Les incitations en économie publique
Les incitations face à l’anti-sélection visent à révéler une information cachée. Le principal propose à l’agent un choix d’options et l’agent répond par un message ; l’option incitative peut devenir une option révélatrice.
Les incitations face au risque moral visent à révéler une action cachée.

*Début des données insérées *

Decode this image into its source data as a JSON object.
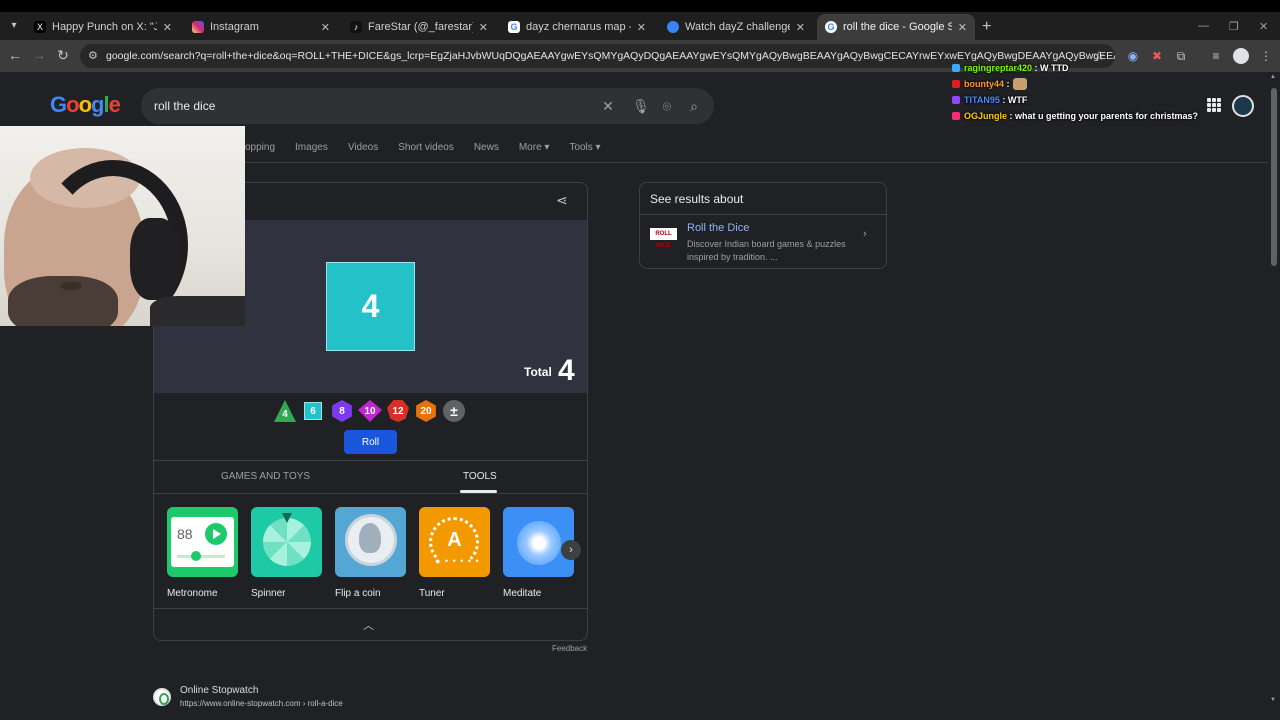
{
  "browser": {
    "tabs": [
      {
        "label": "Happy Punch on X: \"Jake Paul w",
        "favicon": "x-logo-icon",
        "color": "#000000"
      },
      {
        "label": "Instagram",
        "favicon": "instagram-icon",
        "color": "#d6249f"
      },
      {
        "label": "FareStar (@_farestar) | TikTok",
        "favicon": "tiktok-icon",
        "color": "#111111"
      },
      {
        "label": "dayz chernarus map - Google S",
        "favicon": "google-icon",
        "color": "#ffffff"
      },
      {
        "label": "Watch dayZ challenge | Stream",
        "favicon": "stream-icon",
        "color": "#3b82f6"
      },
      {
        "label": "roll the dice - Google Search",
        "favicon": "google-icon",
        "color": "#ffffff"
      }
    ],
    "url": "google.com/search?q=roll+the+dice&oq=ROLL+THE+DICE&gs_lcrp=EgZjaHJvbWUqDQgAEAAYgwEYsQMYgAQyDQgAEAAYgwEYsQMYgAQyBwgBEAAYgAQyBwgCECAYrwEYxwEYgAQyBwgDEAAYgAQyBwgEEAAYgAQyBggFEAAYAzIHCAYQ..."
  },
  "search": {
    "logo": "Google",
    "query": "roll the dice",
    "nav_tabs": [
      "opping",
      "Images",
      "Videos",
      "Short videos",
      "News",
      "More ▾",
      "Tools ▾"
    ]
  },
  "dice": {
    "face_value": "4",
    "total_label": "Total",
    "total_value": "4",
    "dice_options": [
      "4",
      "6",
      "8",
      "10",
      "12",
      "20",
      "±"
    ],
    "roll_label": "Roll",
    "subtabs": [
      "GAMES AND TOYS",
      "TOOLS"
    ],
    "active_subtab": "TOOLS",
    "tools": [
      {
        "name": "Metronome",
        "icon": "metronome-icon",
        "display": "88"
      },
      {
        "name": "Spinner",
        "icon": "spinner-wheel-icon"
      },
      {
        "name": "Flip a coin",
        "icon": "coin-icon"
      },
      {
        "name": "Tuner",
        "icon": "tuner-icon",
        "display": "A"
      },
      {
        "name": "Meditate",
        "icon": "meditate-icon"
      }
    ],
    "feedback": "Feedback"
  },
  "result": {
    "site": "Online Stopwatch",
    "url": "https://www.online-stopwatch.com › roll-a-dice"
  },
  "panel": {
    "title": "See results about",
    "thumb_text": "ROLL DICE",
    "name": "Roll the Dice",
    "description": "Discover Indian board games & puzzles inspired by tradition. ..."
  },
  "chat": [
    {
      "user": "ragingreptar420",
      "message": "W TTD",
      "color": "#7cfc00",
      "badge": "#3fa9f5"
    },
    {
      "user": "bounty44",
      "message": "",
      "color": "#ff9d2e",
      "badge": "#e01e1e",
      "emote": true
    },
    {
      "user": "TITAN95",
      "message": "WTF",
      "color": "#4d8bff",
      "badge": "#9146ff"
    },
    {
      "user": "OGJungle",
      "message": "what u getting your parents for christmas?",
      "color": "#ffcc00",
      "badge": "#ff2d6f"
    }
  ]
}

Le principal vise à maximiser son espérance d’utilité sous une double contrainte :
- contrainte de participation de l’agent (la proposition du principal doit être acceptable par l’agent )

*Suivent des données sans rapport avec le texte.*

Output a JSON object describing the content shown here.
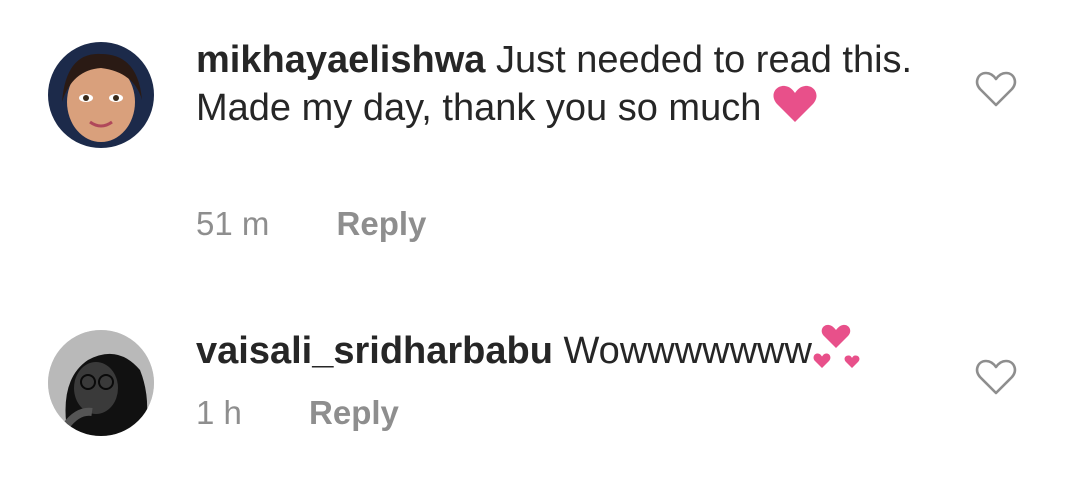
{
  "comments": [
    {
      "username": "mikhayaelishwa",
      "text": "Just needed to read this. Made my day, thank you so much",
      "emoji": "heart-icon",
      "time": "51 m",
      "reply_label": "Reply"
    },
    {
      "username": "vaisali_sridharbabu",
      "text": "Wowwwwwww",
      "emoji": "revolving-hearts-icon",
      "time": "1 h",
      "reply_label": "Reply"
    }
  ],
  "colors": {
    "text": "#262626",
    "muted": "#8e8e8e",
    "heart_emoji": "#e8508a",
    "like_outline": "#8e8e8e"
  }
}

- contrainte d’incitation pour l’agent (la proposition du principal doit prévoir une règle de paiement ou de rémunération adéquate, dépendant de signaux vérifiables informant sur le niveau d’effort de l’agent).

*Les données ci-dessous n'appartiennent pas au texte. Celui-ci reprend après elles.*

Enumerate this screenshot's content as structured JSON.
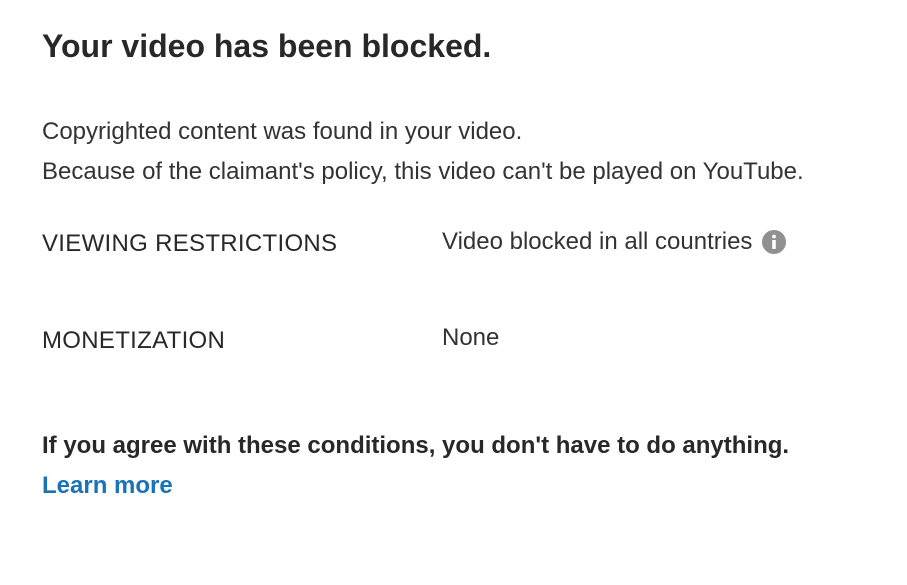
{
  "dialog": {
    "title": "Your video has been blocked.",
    "description_line1": "Copyrighted content was found in your video.",
    "description_line2": "Because of the claimant's policy, this video can't be played on YouTube."
  },
  "restrictions": {
    "viewing_label": "VIEWING RESTRICTIONS",
    "viewing_value": "Video blocked in all countries",
    "viewing_icon": "info-icon",
    "monetization_label": "MONETIZATION",
    "monetization_value": "None"
  },
  "footer": {
    "notice": "If you agree with these conditions, you don't have to do anything.",
    "learn_more": "Learn more"
  },
  "colors": {
    "text": "#282828",
    "link": "#1a73b8",
    "icon": "#909090"
  }
}
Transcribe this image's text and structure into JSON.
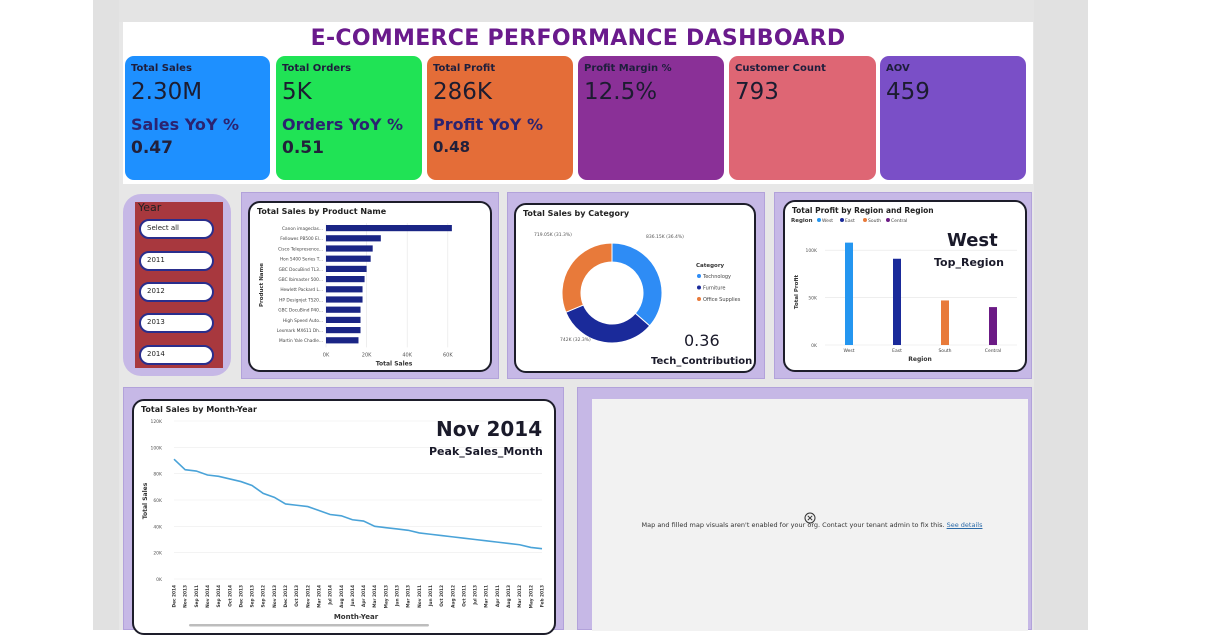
{
  "title": "E-COMMERCE PERFORMANCE DASHBOARD",
  "kpis": [
    {
      "label": "Total Sales",
      "value": "2.30M",
      "sub_label": "Sales YoY %",
      "sub_value": "0.47",
      "color": "#1e90ff"
    },
    {
      "label": "Total Orders",
      "value": "5K",
      "sub_label": "Orders YoY %",
      "sub_value": "0.51",
      "color": "#20e355"
    },
    {
      "label": "Total Profit",
      "value": "286K",
      "sub_label": "Profit YoY %",
      "sub_value": "0.48",
      "color": "#e46d38"
    },
    {
      "label": "Profit Margin %",
      "value": "12.5%",
      "color": "#8a3097"
    },
    {
      "label": "Customer Count",
      "value": "793",
      "color": "#de6674"
    },
    {
      "label": "AOV",
      "value": "459",
      "color": "#7a4fc7"
    }
  ],
  "slicer": {
    "title": "Year",
    "items": [
      "Select all",
      "2011",
      "2012",
      "2013",
      "2014"
    ]
  },
  "product_card": {
    "title": "Total Sales by Product Name"
  },
  "category_card": {
    "title": "Total Sales by Category",
    "kpi_value": "0.36",
    "kpi_label": "Tech_Contribution"
  },
  "region_card": {
    "title": "Total Profit by Region and Region",
    "legend_title": "Region",
    "kpi_value": "West",
    "kpi_label": "Top_Region"
  },
  "month_card": {
    "title": "Total Sales by Month-Year",
    "kpi_value": "Nov 2014",
    "kpi_label": "Peak_Sales_Month"
  },
  "map_card": {
    "icon": "close-circle-icon",
    "message": "Map and filled map visuals aren't enabled for your org. Contact your tenant admin to fix this.",
    "link": "See details"
  },
  "chart_data": [
    {
      "type": "bar",
      "orientation": "horizontal",
      "title": "Total Sales by Product Name",
      "xlabel": "Total Sales",
      "ylabel": "Product Name",
      "categories": [
        "Canon imageclas...",
        "Fellowes PB500 El...",
        "Cisco Telepresence...",
        "Hon 5400 Series T...",
        "GBC DocuBind TL3...",
        "GBC Ibimaster 500...",
        "Hewlett Packard L...",
        "HP Designjet T520...",
        "GBC DocuBind P40...",
        "High Speed Auto...",
        "Lexmark MX611 Dh...",
        "Martin Yale Chadle..."
      ],
      "values": [
        62,
        27,
        23,
        22,
        20,
        19,
        18,
        18,
        17,
        17,
        17,
        16
      ],
      "xticks": [
        "0K",
        "20K",
        "40K",
        "60K"
      ],
      "xlim": [
        0,
        66
      ],
      "color": "#1a2585",
      "grid": true
    },
    {
      "type": "pie",
      "donut": true,
      "title": "Total Sales by Category",
      "legend_title": "Category",
      "legend_position": "right",
      "series": [
        {
          "name": "Technology",
          "value": 836.15,
          "label": "836.15K (36.4%)",
          "color": "#2e8cf5"
        },
        {
          "name": "Furniture",
          "value": 742,
          "label": "742K (32.3%)",
          "color": "#1a2a9a"
        },
        {
          "name": "Office Supplies",
          "value": 719.05,
          "label": "719.05K (31.3%)",
          "color": "#e87a3a"
        }
      ]
    },
    {
      "type": "bar",
      "title": "Total Profit by Region and Region",
      "xlabel": "Region",
      "ylabel": "Total Profit",
      "legend_title": "Region",
      "legend_position": "top-left",
      "categories": [
        "West",
        "East",
        "South",
        "Central"
      ],
      "values": [
        108,
        91,
        47,
        40
      ],
      "colors": [
        "#2496f0",
        "#1a2a9a",
        "#e87a3a",
        "#6b1a85"
      ],
      "yticks": [
        "0K",
        "50K",
        "100K"
      ],
      "ylim": [
        0,
        115
      ],
      "grid": true
    },
    {
      "type": "line",
      "title": "Total Sales by Month-Year",
      "xlabel": "Month-Year",
      "ylabel": "Total Sales",
      "x": [
        "Dec 2014",
        "Nov 2013",
        "Sep 2011",
        "Nov 2014",
        "Sep 2014",
        "Oct 2014",
        "Dec 2013",
        "Sep 2013",
        "Sep 2012",
        "Nov 2013",
        "Dec 2012",
        "Oct 2013",
        "Nov 2012",
        "Mar 2014",
        "Jul 2014",
        "Aug 2014",
        "Jun 2014",
        "Apr 2014",
        "Mar 2014",
        "May 2013",
        "Jun 2013",
        "Mar 2013",
        "Nov 2011",
        "Jun 2011",
        "Oct 2012",
        "Aug 2012",
        "Oct 2011",
        "Jul 2013",
        "Mar 2011",
        "Apr 2011",
        "Aug 2013",
        "Mar 2012",
        "May 2012",
        "Feb 2013"
      ],
      "values": [
        91,
        83,
        82,
        79,
        78,
        76,
        74,
        71,
        65,
        62,
        57,
        56,
        55,
        52,
        49,
        48,
        45,
        44,
        40,
        39,
        38,
        37,
        35,
        34,
        33,
        32,
        31,
        30,
        29,
        28,
        27,
        26,
        24,
        23
      ],
      "yticks": [
        "0K",
        "20K",
        "40K",
        "60K",
        "80K",
        "100K",
        "120K"
      ],
      "ylim": [
        0,
        120
      ],
      "color": "#4aa3d8",
      "grid": true
    }
  ]
}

Exemple de démarche incitative en économie publique :
- Le développement d’une théorie des incitations pour les politiques d’achats publics et la réglementation par J.J. Laffont et J. Tirole
- la redéfinition des systèmes de tarification (enrichissement de la règle de M. Boiteux sur la gestion des monopoles publics soumis à la contrainte budgétaire)
- la réforme des principes d’adjudication des enchères publiques
- la définition de principes de réforme de l’Etat et de la gestion publique dans une optique de performance
La réforme de l’Etat et de la gestion publique dans une optique incitative
J.J. Laffont a présenté en 1999 les modalités d’une réforme de l’Etat et de la gestion publique qui dépasse l’analyse traditionnelle de l’Etat correcteur des mécanismes de marché.
Un Etat promoteur de mécanismes incitatifs a deux voies de réformes.
- Chaque fois que sont réunies les conditions d’un marché concurrentiel, une marchéïsation de l’activité publique peut aider à résoudre les problèmes d’incitation et de corruption.
- Dans les autres cas il faut mettre en place des mécanismes de contre-pouvoir pour limiter l’action des groupes d’intérêt.
J.J. Laffont présente dans ce sens vingt et un principes de gouvernance de l’Etat. On se bornera à noter :
- rémunérations des agents publics en fonction de leur performance
- arbitrage par un système incitatif, entre efficacité et rentes informationnelles (information cachée) et entre partage du risque et efficacité de l’effort (action cachée)
- action de l’Etat afin d’empêcher la capture des régulateurs publics
- arbitrage entre coûts de coordination, information et incitation pour tout gouvernement structuré en plusieurs niveaux de décision.
L’approche de l’économie des asymétries d’information, contrats, incitations est importante sur le plan théorico-analytique : elle a eu ainsi reçu deux fois le prix Nobel en Economie en 2001 et 2007. Elle est aussi importante sur le plan opératoire car elle a inspiré les réformes de l’Etat de nombreux pays occidentaux depuis deux décennies. Elle inspire aussi les réformes actuelles de l’Etat et de la gestion publique en France.
Cette réforme est à l’évidence indispensable et urgente …mais pourquoi faudrait-il admettre la recherche de l’intérêt individuel comme moteur et projet de l’activité publique ; pourquoi faudrait-il admettre que les incitations éviteront effectivement la capture des régulateurs par suite du seul jeu de l’interaction stratégique des intérêts des régulateurs et des régulés ? L’Etat ne perd-il pas sa spécificité en devenant essentiellement un prestataire de services non-marchands en voie de marchéïsation ? La crise actuelle ne nous rappelle-t-elle pas le rôle régulateur - réglementateur de l’Etat dans un univers ou de simples incitations semblent bien incapables de faire face aux désordres macroéconomiques actuels ?
Mesurer l'acquiescement à un bien public par l'effort financier que sont prêts à payer les contribuables
Si les contribuables déclarent être prêts à payer chacun une contribution personnelle, qui au total permettra de financer le projet, le bien public est socialement souhaitable.
Le passager clandestin compte sur les autres pour réduire son apport personnel
Le passager clandestin est le contribuable qui sera pleinement bénéficiaire du bien public, mais minimise sa contribution en comptant sur les autres pour financer le projet.